The initial response to Hawaii’s new housing aid initiative should surprise nobody.
Only a week after the official launch, the website for the State Rent Relief &Housing Assistance Program (hihousinghelp.com) has had more than 80,000 hits and has drawn 6,000 applications for relief so far.
The needs of tenants, many of whom have lost all or part of their income due to COVID-19 lockdowns, have skyrocketed since the end of the first federal unemployment supplemental benefit in July. Due to an eviction moratorium, there are landlords who cannot find new tenants able to pay rent, income that is essential to many of them as well.
That is only the tip of the proverbial iceberg: The economic downturn triggered by the coronavirus pandemic is sure to linger well into 2021 and beyond, say various experts, and the financial pain suffered by Hawaii residents is likely to ripple outward. The key concern here is that there are other pots of money from the federal CARES Act that are already lagging in reaching the people they are meant to help.
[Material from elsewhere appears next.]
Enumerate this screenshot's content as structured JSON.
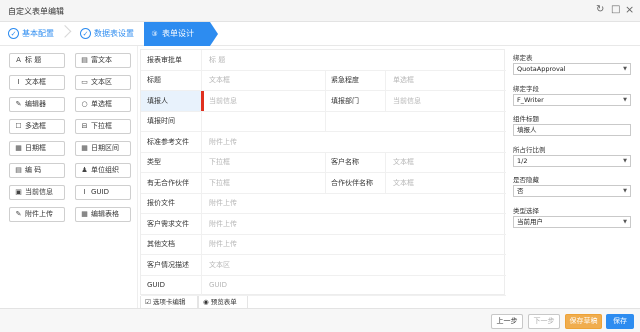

The pressure to get the money out the door should resonate like a drumbeat throughout the state bureaucracy — with the top brass hammering the message down.
There is some encouraging news here. Catholic Charities was set up to handle the processing of applications in advance of the program’s start and so was able to process the first requests last week, said Denise Iseri-Matsubara.
The executive director of the Hawaii Housing Finance and Development Corp., the state agency that is coordinating the expenditure of $100 million in federal funds allotted for the program, shared that information Monday on the Honolulu Star-Advertiser’s Spotlight Hawaii webcast.
Iseri-Matsubara added that Aloha United Way, the other nonprofit enlisted to run the housing-aid program, is finishing its setup now, which should help accelerate the process.
James Koshiba, who heads the housing advocacy group Hui Aloha and sits on the House Select Committee on COVID-19, has been helping with this program’s plan. He added that applications so far amount to about $100,000 in aid. The money, up to $2,000 in rent payments per month for Oahu tenants and up to $1,500 monthly for neighbor islanders, goes directly to landlords to whom it is owed.
Gov. David Ige has released $50 million in federal funds for the first of two phases, targeting rent payments from August through December. The second phase, Iseri-Matsubara said, could be used for back payments owed since March as well, and for some mortgage relief.
The applications timetable for the second phase should be set as soon as possible. So many people in the islands have household budgets with razor-thin margins. Most cannot miss more than a paycheck or two before running into trouble, and many have not yet landed on the unemployment safety net.
Delays have been par for the course through the recovery process to this point, and that needs to change. For example, of the $387 million in CARES funding set aside for the City and County of Honolulu, only $72 million has gone out. That’s a lot of money to be spent by the federal deadline in December.
Transparency about the spending progress and plans would help. Some may be provided by the city’s new tracking tool (oneoahu.org/dashboard). And a broader collection of data is being compiled by the private business and nonprofit Hawai‘i COVID Collaborative, also online (covidpau.org).
“Data creates knowledge,” the collaborative states on its site. “Knowledge creates action. And collaborative action creates change.”
Hawaii residents must hope this is correct. There is much that needs changing for the better from now and through the anticipated months — even years — of pain that lie ahead.